The absence of Drummond was more pronounced on a night the Pistons got so little second-unit production from Villanueva and Stuckey. Bynum had it going – 13 points and seven assists in 20 minutes – but the threat of the lob connection with Drummond was removed, perhaps squeezing the space to create good shots for Stuckey and Villanueva.

“When Andre comes in the game, it’s all about energy,” Maxiell said. “He’s able to block shots and get lobs from Willy B and the point guards. With him down right now, it’s going to be a struggle.”

The frontcourt issues resulted in the first meaningful minutes of the season for the Pistons’ other athletic 7-foot rookie, Slava Kravtsov. Playing in front of his Ukrainian national team coach, Nets color analyst Mike Fratello, Kravtsov gave the Pistons a solid 11 minutes, dunking on Lopez and powering in for another score against him while picking up two rebounds and altering shots. He picked up three ill-advised fouls in his first four minutes, but other than that made no glaring errors.

“Any time a guy goes from not playing the entire season, you finally get the nod, you’re going to play with great, unharnessed energy,” Frank said. “I thought he did a good job. He impacted a bunch of shots in the paint. He ran the floor, he definitely tries to screen bodies. Mike Fratello told me, ‘Slava’s going to be good for you tonight.’ Slava had a good run.”

As for Calderon, the Pistons got their first real feel for his impact during an 11-2 third-quarter run that saw the Pistons take a nine-point lead.

In a stretch that took less than two minutes, Calderon (1) found Kyle Singler for an open 15-footer to put the Pistons ahead by a point; (2) hit Greg Monroe with a simple yet highly effective pass that carried Monroe to the rim for a layup; (3) grabbed a defensive rebound and hit Monroe in stride in transition, causing a foul that sent him to the line; and (4) took the ball from Deron Williams and fed Brandon Knight for a transition layup.

“We’re talking about a guy who’s been in the league eight years,” Frank said. “It’s just going to be a matter of feel – his, and also the other four guys playing with him – and understanding what his strengths are. We’re going to go through a ripple effect. It’s short-term pain for long-term gain.”

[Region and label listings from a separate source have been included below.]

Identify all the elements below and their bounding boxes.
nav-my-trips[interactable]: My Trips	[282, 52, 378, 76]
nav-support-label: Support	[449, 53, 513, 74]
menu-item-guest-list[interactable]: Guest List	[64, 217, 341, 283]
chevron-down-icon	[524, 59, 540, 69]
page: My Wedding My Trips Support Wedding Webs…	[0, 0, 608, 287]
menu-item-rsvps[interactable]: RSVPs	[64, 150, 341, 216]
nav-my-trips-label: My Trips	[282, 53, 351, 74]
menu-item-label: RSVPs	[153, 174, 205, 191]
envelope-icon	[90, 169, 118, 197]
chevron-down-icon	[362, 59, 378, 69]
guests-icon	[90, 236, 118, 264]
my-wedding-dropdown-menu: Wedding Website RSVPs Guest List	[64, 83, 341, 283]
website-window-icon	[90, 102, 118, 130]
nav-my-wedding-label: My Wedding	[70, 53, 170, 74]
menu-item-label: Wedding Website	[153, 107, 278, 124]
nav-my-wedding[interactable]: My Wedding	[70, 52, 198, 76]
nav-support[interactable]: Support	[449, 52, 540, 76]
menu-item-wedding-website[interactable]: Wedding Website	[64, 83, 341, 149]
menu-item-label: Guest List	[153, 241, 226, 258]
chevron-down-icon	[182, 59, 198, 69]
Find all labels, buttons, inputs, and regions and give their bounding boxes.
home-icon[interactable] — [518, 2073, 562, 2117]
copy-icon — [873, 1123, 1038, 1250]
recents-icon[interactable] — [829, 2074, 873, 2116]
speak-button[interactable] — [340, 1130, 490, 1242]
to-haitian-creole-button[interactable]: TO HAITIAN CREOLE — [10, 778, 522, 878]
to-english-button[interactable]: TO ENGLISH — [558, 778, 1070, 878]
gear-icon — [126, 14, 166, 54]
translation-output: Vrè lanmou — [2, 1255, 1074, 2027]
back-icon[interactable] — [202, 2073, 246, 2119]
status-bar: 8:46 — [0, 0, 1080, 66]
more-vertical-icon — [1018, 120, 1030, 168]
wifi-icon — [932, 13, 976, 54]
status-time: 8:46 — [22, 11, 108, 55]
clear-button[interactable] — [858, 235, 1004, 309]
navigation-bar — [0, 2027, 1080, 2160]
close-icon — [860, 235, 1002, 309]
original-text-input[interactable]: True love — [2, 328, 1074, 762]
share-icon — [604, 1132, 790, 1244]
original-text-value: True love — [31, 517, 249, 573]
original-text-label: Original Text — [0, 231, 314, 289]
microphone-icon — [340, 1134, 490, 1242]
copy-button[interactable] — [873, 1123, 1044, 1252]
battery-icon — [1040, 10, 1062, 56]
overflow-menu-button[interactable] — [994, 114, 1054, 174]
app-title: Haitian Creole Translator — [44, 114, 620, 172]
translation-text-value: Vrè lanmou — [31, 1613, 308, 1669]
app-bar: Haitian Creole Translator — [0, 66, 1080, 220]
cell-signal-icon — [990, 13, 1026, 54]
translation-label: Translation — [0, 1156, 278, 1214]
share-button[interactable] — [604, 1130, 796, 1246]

Calderon finished with eight points and nine assists. The Pistons, despite scoring just 90 points – five below their season average – racked up 28 assists, eight above their average.

“He’s all about the pass first and then the shot,” Maxiell said. “Playing with him is going to be great.”

And when the Pistons add their closers – either the young guys like Monroe and Drummond growing up or off-season additions they figure to make with the cap space they’ve created – maybe that will turn losses like Wednesday’s into wins often enough to nudge their building phase a few more miles down the track.